Уолтер отложил угольную палочку, обтер почерневшие пальцы белой тряпицей и протянул руку своему обалдевшему гостю.

 О мистер Льюисон! Полагаю, такого не планировали ни вы, ни я. Извините просто пытаюсь успеть один последний рисунок.  Оуэн проследил, как попка Фиби скрывается в спальне. Уолтер произнес:  Она великолепная натурщица. Умеет двигаться.

 Вот как?

Уолтер ковал железо, пока горячо:

 Она действительно умеет двигаться. А не просто лежать тут, как натюрморт. Знаете, это французы его так назвали «мертвой природой», но кому ж захочется, чтоб его натурщица была трупом?

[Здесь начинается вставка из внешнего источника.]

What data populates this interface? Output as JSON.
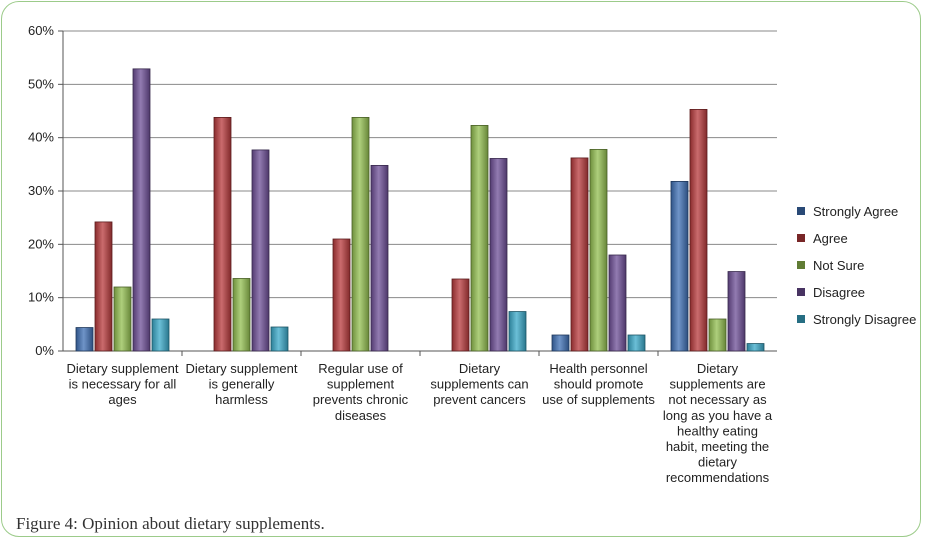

Как будто играют в «умри-замри-воскресни», а мы делаем вид, будто они для нас «задачи на форму». Вот и говорите об отношении к женщине как к вещи! То есть зачем оставлять за скобками желанье, живость, когда пишешь ню, их просто нельзя упускать, это, вероятно, самое настоящее, что тут есть,  помните Ренуара: «Я пишу своим пенисом»?[27] Поэтому когда Фиби  возведенные горе глаза Оуэна напомнили Уолтеру святых Перуджино[28],  сказала: «Давайте я попробую все время двигаться»,  чтобы я не переставал видеть в ней жизнь, я ответил: «Ладно»,  и все получается. Знаете, в каком-то смысле я не ее пишу, а ее

 Это до крайности интересно,  сказал Оуэн, когда его дочь, уже одетая, вернулась в мастерскую.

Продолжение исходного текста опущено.